Q&A with Psychedelic Researcher Matt Johnson, Ph.D.
Matthew W. Johnson, PhD is Assistant Professor of Psychiatry and Behavioral Sciences at Johns Hopkins University School of Medicine. He is an expert in addiction and the behavioral and psychological effects of psychoactive drugs in humans, and published human drug administration research with cocaine, nicotine, caffeine, various sedatives, and hallucinogens including psilocybin, dextromethorphan, and salvinorin A.
His studies include the effects of psilocybin on a meditation program, and psilocybin in the treatment of anxiety and depression among cancer patients, as well as a pilot study examining the anti-addiction efficacy of psilocybin in the context of quitting a tobacco addiction.
Read entire article HERE.
This Q&A explores his work with psilocybin and its role in healing addiction, bridging the worlds of the metaphysical with the very physical scientific method, the lingering effects of the "war on drugs", what he's working on today, and more.
Q&A with Matt Johnson
1. what time is your alarm set for?
For 2:55pm to remind me of a conference call at 3pm
2. what did you have for breakfast?
Quail eggs (I eat these every day for medicinal benefits), oat cereal, blackberries, blueberries, strawberries, flax milk, honey, coffee
3. what are you currently working on to better your Self?
Doing pull ups.
4. what book do you think everyone should read?
Valis by Phillip K. Dick.
5. who is one of your biggest inspirations?
Lots of potential contenders, but I’ll go with Ian MacKaye.
6. what is the last thing you purchased?
An ounce of chamomile flowers for making tea.
7. best advice you've ever received?
Drop out of college.
8. something you cant live without?
Seeing the night sky (Ok, I could live, but it would suck).
9. what is on your night stand?
Clock, lamp, extra internal battery for my smart phone, with an external charger
10. if you could only have one (for the rest of your life): chocolate, or avocado?
Easy, I’m allergic to avocado, so I’m going with chocolate.
A Deeper Dive
1. What prompted your interest in the world of psychedelics?

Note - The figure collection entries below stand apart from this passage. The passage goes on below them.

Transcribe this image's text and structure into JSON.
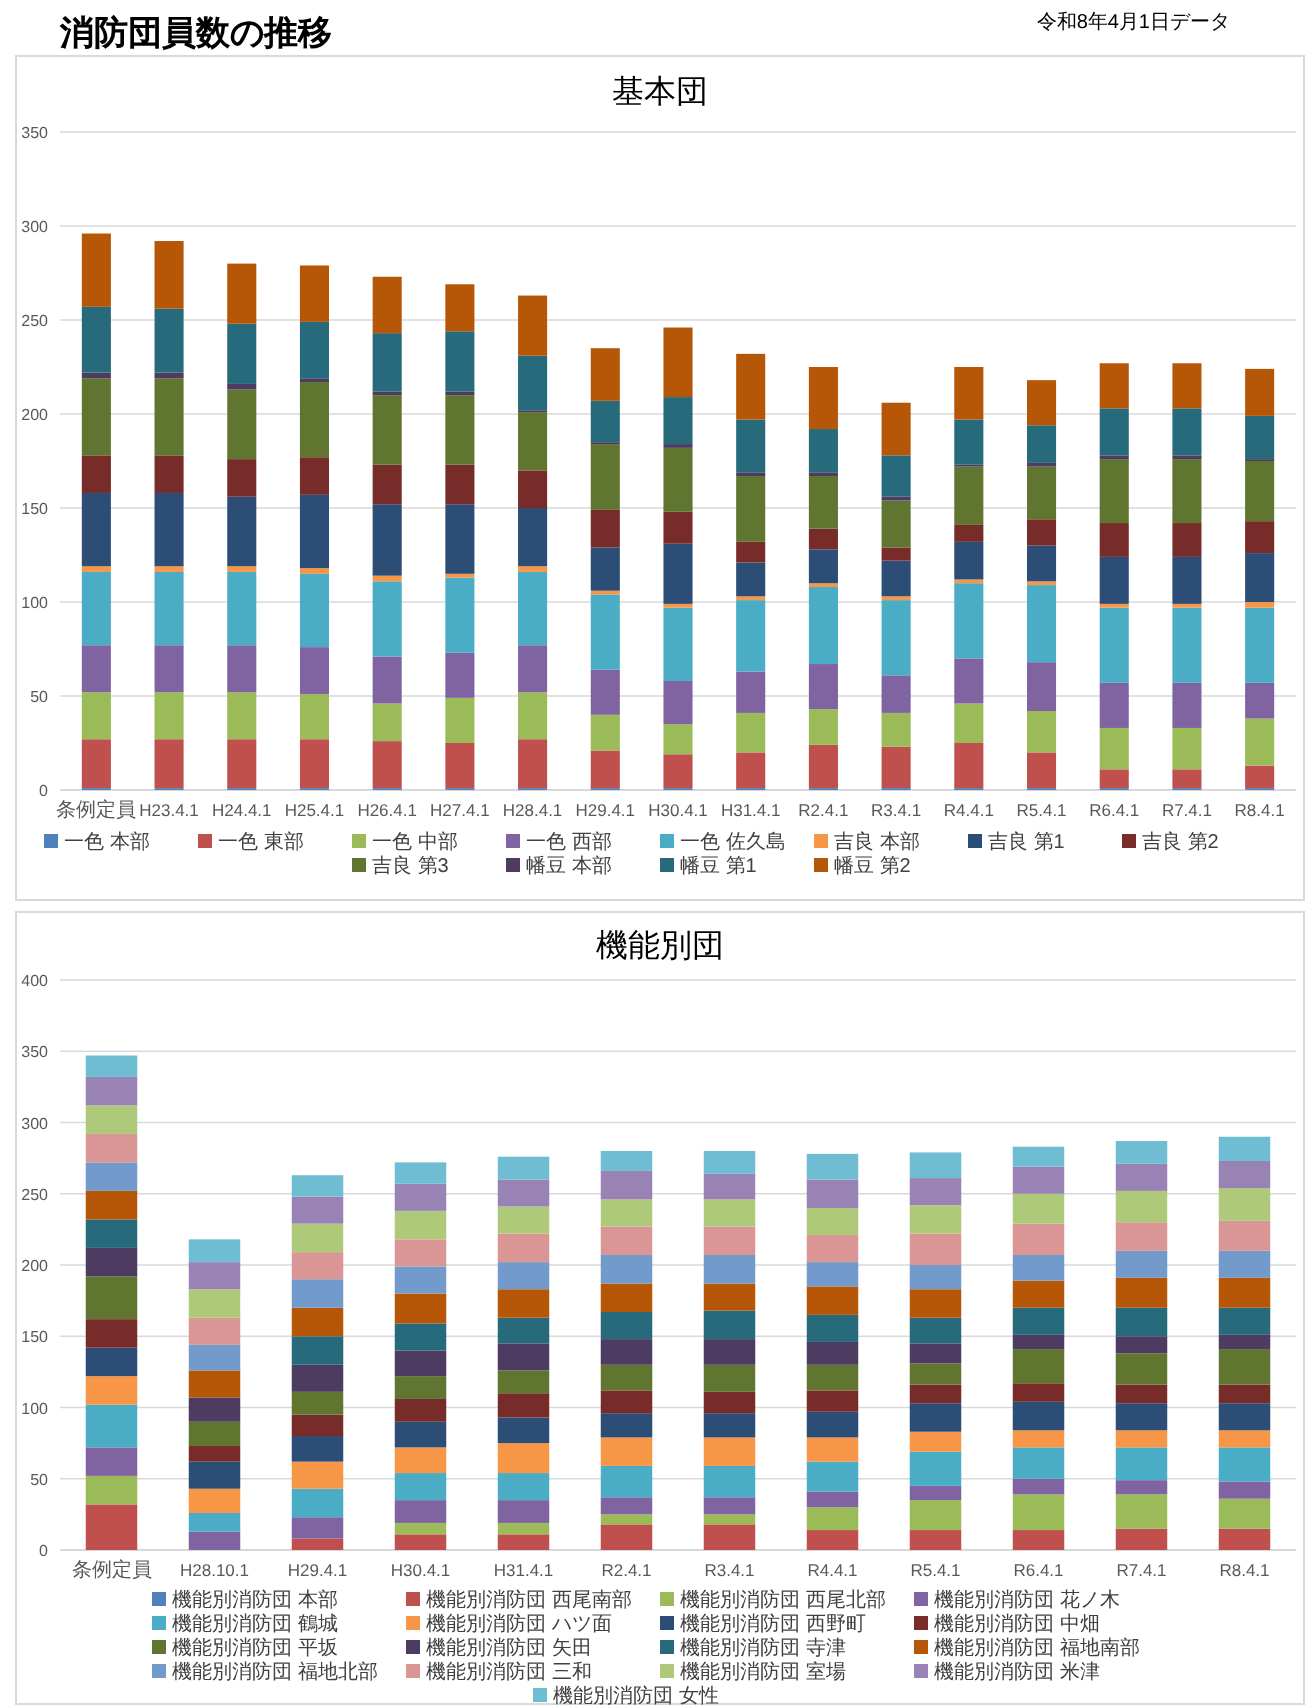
{
  "chart_data": [
    {
      "type": "bar",
      "title": "基本団",
      "annotations": [
        "消防団員数の推移",
        "令和8年4月1日データ"
      ],
      "stacked": true,
      "grid": "y",
      "legend": "bottom",
      "ylim": [
        0,
        350
      ],
      "yticks": [
        0,
        50,
        100,
        150,
        200,
        250,
        300,
        350
      ],
      "categories": [
        "条例定員",
        "H23.4.1",
        "H24.4.1",
        "H25.4.1",
        "H26.4.1",
        "H27.4.1",
        "H28.4.1",
        "H29.4.1",
        "H30.4.1",
        "H31.4.1",
        "R2.4.1",
        "R3.4.1",
        "R4.4.1",
        "R5.4.1",
        "R6.4.1",
        "R7.4.1",
        "R8.4.1"
      ],
      "series": [
        {
          "name": "一色 本部",
          "color": "#4f81bd",
          "values": [
            1,
            1,
            1,
            1,
            1,
            1,
            1,
            1,
            1,
            1,
            1,
            1,
            1,
            1,
            1,
            1,
            1
          ]
        },
        {
          "name": "一色 東部",
          "color": "#c0504d",
          "values": [
            26,
            26,
            26,
            26,
            25,
            24,
            26,
            20,
            18,
            19,
            23,
            22,
            24,
            19,
            10,
            10,
            12
          ]
        },
        {
          "name": "一色 中部",
          "color": "#9bbb59",
          "values": [
            25,
            25,
            25,
            24,
            20,
            24,
            25,
            19,
            16,
            21,
            19,
            18,
            21,
            22,
            22,
            22,
            25
          ]
        },
        {
          "name": "一色 西部",
          "color": "#8064a2",
          "values": [
            25,
            25,
            25,
            25,
            25,
            24,
            25,
            24,
            23,
            22,
            24,
            20,
            24,
            26,
            24,
            24,
            19
          ]
        },
        {
          "name": "一色 佐久島",
          "color": "#4bacc6",
          "values": [
            39,
            39,
            39,
            39,
            40,
            40,
            39,
            40,
            39,
            38,
            41,
            40,
            40,
            41,
            40,
            40,
            40
          ]
        },
        {
          "name": "吉良 本部",
          "color": "#f79646",
          "values": [
            3,
            3,
            3,
            3,
            3,
            2,
            3,
            2,
            2,
            2,
            2,
            2,
            2,
            2,
            2,
            2,
            3
          ]
        },
        {
          "name": "吉良 第1",
          "color": "#2c4d75",
          "values": [
            39,
            39,
            37,
            39,
            38,
            37,
            31,
            23,
            32,
            18,
            18,
            19,
            20,
            19,
            25,
            25,
            26
          ]
        },
        {
          "name": "吉良 第2",
          "color": "#772c2a",
          "values": [
            20,
            20,
            20,
            20,
            21,
            21,
            20,
            20,
            17,
            11,
            11,
            7,
            9,
            14,
            18,
            18,
            17
          ]
        },
        {
          "name": "吉良 第3",
          "color": "#5f7530",
          "values": [
            41,
            41,
            37,
            40,
            37,
            37,
            31,
            35,
            34,
            35,
            28,
            25,
            31,
            28,
            34,
            34,
            32
          ]
        },
        {
          "name": "幡豆 本部",
          "color": "#4d3b62",
          "values": [
            3,
            3,
            3,
            2,
            2,
            2,
            1,
            1,
            2,
            2,
            2,
            2,
            1,
            2,
            2,
            2,
            1
          ]
        },
        {
          "name": "幡豆 第1",
          "color": "#276a7c",
          "values": [
            35,
            34,
            32,
            30,
            31,
            32,
            29,
            22,
            25,
            28,
            23,
            22,
            24,
            20,
            25,
            25,
            23
          ]
        },
        {
          "name": "幡豆 第2",
          "color": "#b65708",
          "values": [
            39,
            36,
            32,
            30,
            30,
            25,
            32,
            28,
            37,
            35,
            33,
            28,
            28,
            24,
            24,
            24,
            25
          ]
        }
      ]
    },
    {
      "type": "bar",
      "title": "機能別団",
      "stacked": true,
      "grid": "y",
      "legend": "bottom",
      "ylim": [
        0,
        400
      ],
      "yticks": [
        0,
        50,
        100,
        150,
        200,
        250,
        300,
        350,
        400
      ],
      "categories": [
        "条例定員",
        "H28.10.1",
        "H29.4.1",
        "H30.4.1",
        "H31.4.1",
        "R2.4.1",
        "R3.4.1",
        "R4.4.1",
        "R5.4.1",
        "R6.4.1",
        "R7.4.1",
        "R8.4.1"
      ],
      "series": [
        {
          "name": "機能別消防団 本部",
          "color": "#4f81bd",
          "values": [
            0,
            0,
            0,
            0,
            0,
            0,
            0,
            0,
            0,
            0,
            0,
            0
          ]
        },
        {
          "name": "機能別消防団 西尾南部",
          "color": "#c0504d",
          "values": [
            32,
            0,
            8,
            11,
            11,
            18,
            18,
            14,
            14,
            14,
            15,
            15
          ]
        },
        {
          "name": "機能別消防団 西尾北部",
          "color": "#9bbb59",
          "values": [
            20,
            0,
            0,
            8,
            8,
            7,
            7,
            16,
            21,
            25,
            24,
            21
          ]
        },
        {
          "name": "機能別消防団 花ノ木",
          "color": "#8064a2",
          "values": [
            20,
            13,
            15,
            16,
            16,
            12,
            12,
            11,
            10,
            11,
            10,
            12
          ]
        },
        {
          "name": "機能別消防団 鶴城",
          "color": "#4bacc6",
          "values": [
            30,
            13,
            20,
            19,
            19,
            22,
            22,
            21,
            24,
            22,
            23,
            24
          ]
        },
        {
          "name": "機能別消防団 ハツ面",
          "color": "#f79646",
          "values": [
            20,
            17,
            19,
            18,
            21,
            20,
            20,
            17,
            14,
            12,
            12,
            12
          ]
        },
        {
          "name": "機能別消防団 西野町",
          "color": "#2c4d75",
          "values": [
            20,
            19,
            18,
            18,
            18,
            17,
            17,
            18,
            20,
            20,
            19,
            19
          ]
        },
        {
          "name": "機能別消防団 中畑",
          "color": "#772c2a",
          "values": [
            20,
            11,
            15,
            16,
            17,
            16,
            15,
            15,
            13,
            13,
            13,
            13
          ]
        },
        {
          "name": "機能別消防団 平坂",
          "color": "#5f7530",
          "values": [
            30,
            17,
            16,
            16,
            16,
            18,
            19,
            18,
            15,
            24,
            22,
            25
          ]
        },
        {
          "name": "機能別消防団 矢田",
          "color": "#4d3b62",
          "values": [
            20,
            17,
            19,
            18,
            19,
            18,
            18,
            16,
            14,
            10,
            12,
            10
          ]
        },
        {
          "name": "機能別消防団 寺津",
          "color": "#276a7c",
          "values": [
            20,
            0,
            20,
            19,
            18,
            19,
            20,
            19,
            18,
            19,
            20,
            19
          ]
        },
        {
          "name": "機能別消防団 福地南部",
          "color": "#b65708",
          "values": [
            20,
            19,
            20,
            21,
            20,
            20,
            19,
            20,
            20,
            19,
            21,
            21
          ]
        },
        {
          "name": "機能別消防団 福地北部",
          "color": "#729aca",
          "values": [
            20,
            18,
            20,
            19,
            19,
            20,
            20,
            17,
            17,
            18,
            19,
            19
          ]
        },
        {
          "name": "機能別消防団 三和",
          "color": "#d99694",
          "values": [
            20,
            19,
            19,
            19,
            20,
            20,
            20,
            19,
            22,
            22,
            20,
            21
          ]
        },
        {
          "name": "機能別消防団 室場",
          "color": "#afc97a",
          "values": [
            20,
            20,
            20,
            20,
            19,
            19,
            19,
            19,
            20,
            21,
            22,
            23
          ]
        },
        {
          "name": "機能別消防団 米津",
          "color": "#9983b5",
          "values": [
            20,
            19,
            19,
            19,
            19,
            20,
            18,
            20,
            19,
            19,
            19,
            19
          ]
        },
        {
          "name": "機能別消防団 女性",
          "color": "#6fbdd3",
          "values": [
            15,
            16,
            15,
            15,
            16,
            14,
            16,
            18,
            18,
            14,
            16,
            17
          ]
        }
      ]
    }
  ]
}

Reading Ram Dass when I was in my late teens and learning about the earlier era of psychedelic research. It made me want to be a psychologist and study psychedelics.
2. As a scientist, how do you bridge the world of the empirical with the deeply un-empirical nature of psychedelics?
Very carefully! More seriously, the objective/subjective divide is at play throughout life, and certainly in psychological science, so I don’t see anything qualitatively different about psychedelics.
3. What potential role do you think psilocybin/ other serotonergic psychedelics have in the realm of healing?
Lots of potential. I think psychedelics have potential to help with any behavior change when behavior has become increasingly narrowed to the point of impairing quality of life, whether we consider it an addictive disorder, for example, to a substance like tobacco, whether we consider it some other type of disorder such as depression, or even whether we consider it a disorder at all.
Click HERE to read Matt's fascinating study on psilocybin the treatment of tobacco addiction.
4. Is it difficult navigating the study of psychedelics in a world still feeling the impact of the “War On Drugs”? How important is the research being done on these substances today? (re: your study in the Journal of Psychopharmacology “Human hallucinogen research” guidelines for safety”)
Yes, it is very difficult working in a highly restricted regulatory environment. Human research with these compounds is critical to bringing a more scientific approach and fully understanding the potential risks and therapeutic benefits of the compounds. Thanks to the regulatory pathway available as part of the FDA, science will play a critical role in any potential change in the status of these compounds (e.g., approval of therapeutic use for certain disorders).
5. Can you tell us a little more about what is going on in this graph?
(found in “Psychedelics as Medicines: An Emerging New Paradigm” paper).
The different locations on the perimeter represent different brain areas, and the curves connecting them represent the fact that there is synchronization across this area with other areas. Different colors show which areas normally area associated with each other under nondrug conditions. The width of the curves connecting the areas is proportional to the strength of synchronization.
6. If you were made President, what’s the first thing you would do?
Take a look at all the secret info relating to any and all conspiracy theories.
7. What are you working on today?/ What has you most excited for the future of psychedelic research?
I’m working a bit on our randomized trial comparing psilocybin to nicotine patch in helping folks quit smoking. I’m most exciting thing is the potential ability of psychedelics to help in understanding the relation between biology and consciousness.